More important are changes in Americans' confidence in news outlets. The Gallup Poll has asked the same question tapping confidence in news outlets on several occasions. In early May 1973, for example, 39% of the public had "a great deal" or "quite a lot" of confidence in newspapers, compared to 18% who expressed "very little" or "none." By early June 2016, on the other hand, only 20% of the public had either a great deal or quite a lot of confidence in newspapers, while 36% had either very little or none. Early May 1973 found that 46% of the public had either a great deal or quite a lot of confidence in TV news, compared with 18% who had either very little or none. By early June 2016, only 21% of the public said they had either a great deal or quite a lot of confidence in TV news, compared with 40% who said they had either very little or none. In short, Americans have lost confidence in the two major sources of political news.

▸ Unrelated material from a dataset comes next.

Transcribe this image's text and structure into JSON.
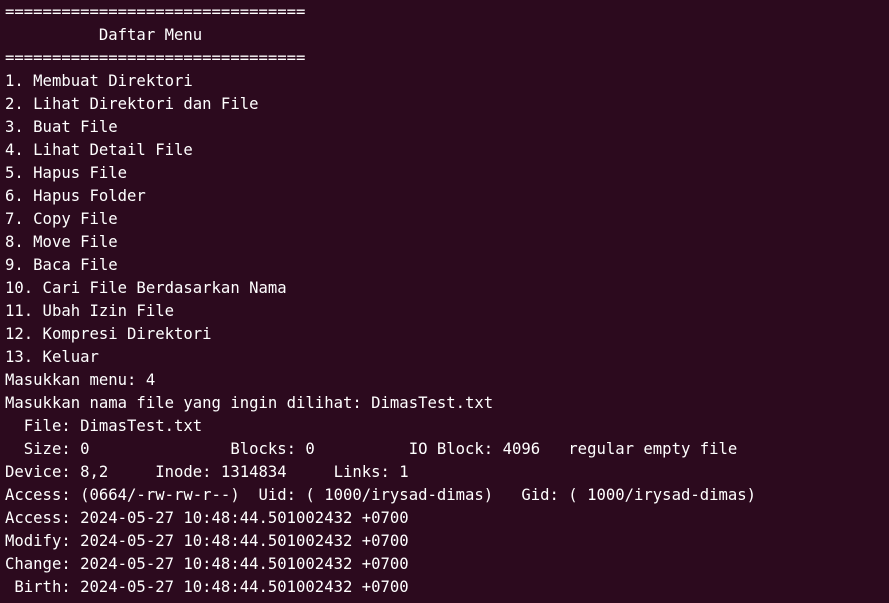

Perhaps it's because large portions of the public perceive the media as biased to the left. Although leftists, such as Eric Alterman, try to deny the MSM's liberal bias, the academic Tim Groseclose's Left Turn not only documents the MSM's left-wing bias, but how that bias distorts American public opinion.
The MSM have lost connection with sizable portions of the American public and have declared war on the new Trump administration. The MSM will not voluntarily change course. The time has come for more Americans to tune them out.